11 April: The novel rises to number eight on the bestseller list of the New York Times Book Review.
20 April: NM arrives in London to promote the British edition of An American Dream, published by Andre Deutsch on 26 April.
21 May: NM speaks out against the Vietnam War at the Berkeley campus of the University of California.
15 July: NM speaks at a Harvard teach-in against the Vietnam War.
Late July: NM travels to Puerto Rico for the Jose Torres-Tom McNeeley prizefight and meets with Muhammad Ali.
6 August: Voting Right Act of 1965 signed into law by President Johnson.
11 August: Race riots break out in Watts, Los Angeles.
Fall: NM contributes to a Partisan Review symposium, “On Vietnam.”
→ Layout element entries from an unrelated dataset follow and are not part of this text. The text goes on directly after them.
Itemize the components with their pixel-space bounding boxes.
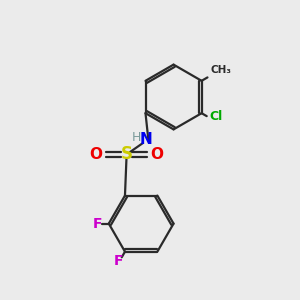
Text: H: H [131, 131, 141, 144]
Text: Cl: Cl [209, 110, 223, 123]
Text: F: F [114, 254, 124, 268]
Text: S: S [120, 146, 132, 164]
Text: N: N [139, 132, 152, 147]
Text: CH₃: CH₃ [210, 65, 231, 75]
Text: O: O [90, 147, 103, 162]
Text: O: O [150, 147, 163, 162]
Text: F: F [93, 217, 102, 231]
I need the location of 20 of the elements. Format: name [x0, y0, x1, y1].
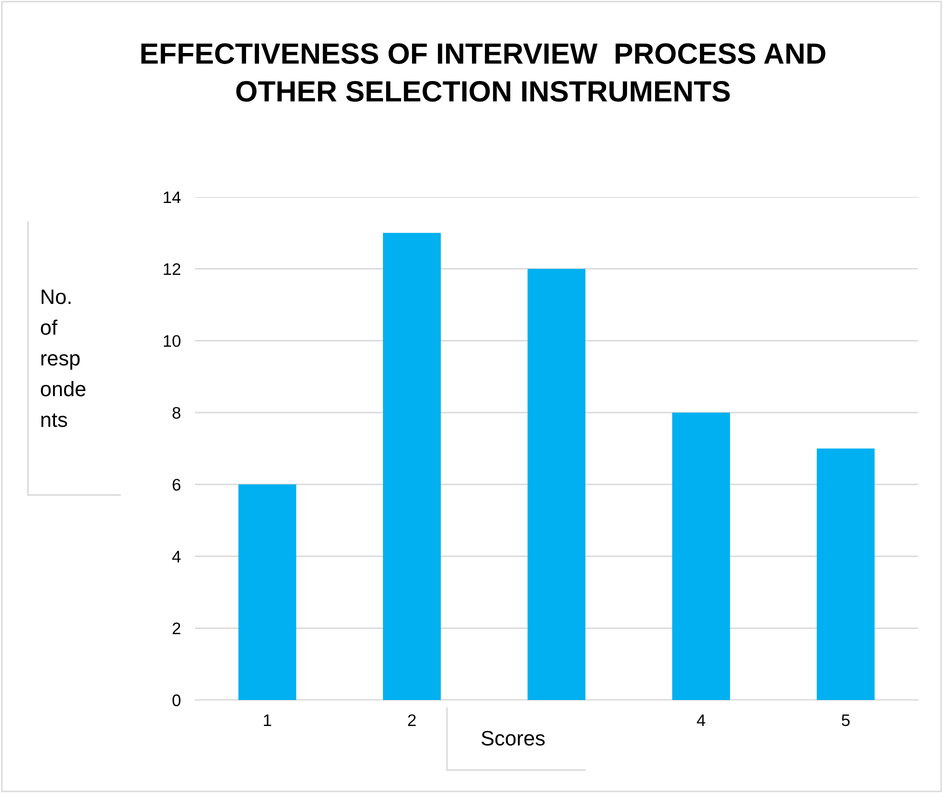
- bar: [672, 412, 730, 700]
- y-tick-label: 4: [172, 550, 181, 562]
- y-tick-label: 8: [172, 406, 180, 419]
- y-tick-label: 12: [164, 263, 180, 275]
- y-tick-label: 2: [172, 622, 180, 634]
- bar: [382, 232, 441, 700]
- x-tick-label: 1: [264, 714, 272, 726]
- bar: [816, 448, 875, 700]
- y-tick-label: 0: [172, 694, 180, 706]
- x-tick-label: 4: [696, 714, 706, 726]
- bar: [238, 484, 296, 700]
- chart-title: EFFECTIVENESS OF INTERVIEW PROCESS AND OTHER SELECTION INSTRUMENTS: [141, 43, 826, 102]
- x-tick-label: 5: [842, 714, 850, 726]
- bar: [528, 268, 586, 700]
- y-tick-label: 6: [172, 478, 180, 491]
- y-axis-title: No. of resp onde nts: [40, 290, 86, 428]
- y-tick-label: 10: [164, 335, 180, 347]
- x-tick-label: 2: [408, 714, 416, 726]
- y-tick-label: 14: [164, 192, 181, 204]
- x-axis-title: Scores: [482, 730, 545, 746]
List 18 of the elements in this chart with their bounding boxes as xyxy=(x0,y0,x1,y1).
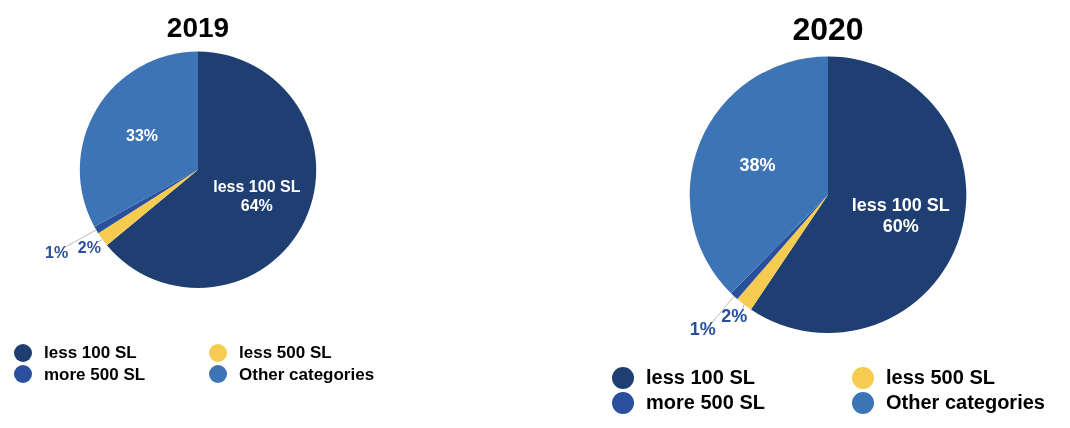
data-label: 1% xyxy=(689,318,716,339)
data-label: 38% xyxy=(739,154,776,175)
chart-title: 2019 xyxy=(166,11,230,43)
chart-title: 2020 xyxy=(792,11,864,48)
legend-label: less 100 SL xyxy=(646,366,755,389)
legend-label: Other categories xyxy=(239,364,375,385)
legend-label: more 500 SL xyxy=(44,364,146,385)
data-label: 33% xyxy=(126,127,159,145)
legend-label: less 500 SL xyxy=(886,366,995,389)
data-label: less 100 SL 64% xyxy=(213,178,301,215)
legend-label: less 500 SL xyxy=(239,343,332,363)
data-label: 2% xyxy=(721,306,748,327)
legend-label: more 500 SL xyxy=(646,391,765,414)
legend-label: Other categories xyxy=(886,391,1045,414)
legend-label: less 100 SL xyxy=(44,343,137,363)
data-label: less 100 SL 60% xyxy=(851,195,950,237)
data-label: 1% xyxy=(45,243,69,261)
data-label: 2% xyxy=(77,239,101,257)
24 September: Brock Brower’s biographical article on NM appears in Life.
29 September: National Endowment for the Arts signed into law by President Johnson.
Late December: NM addresses the Modern Language Association meeting in Chicago on the American novel. His talk is published in the March 1966 issue of Commentary.
March: The Dell paperback edition of An American Dream is published.
10 March: NM’s second son, Stephen McLeod Mailer, is born to Beverly.
June: NM purchases a house at 565 Commercial Street in Provincetown.
August: The first stage version of NM’s 1955 novel, The Deer Park, with Beverly Bentley as Lulu Meyers, is presented at Act IV, a Provincetown theater.
26 August: The film version of An American Dream premiers.
28 August: NM’s review of Mark Lane’s Rush to Judgment, an analysis of the Warren Commission Report on J.F.K.’s assassination, appears in
Book Week (Washington Post).
29 August: Dial Press publishes Cannibals and Christians, NM’s third volume of collected prose and poetry.
29 October: National Organization for Women established.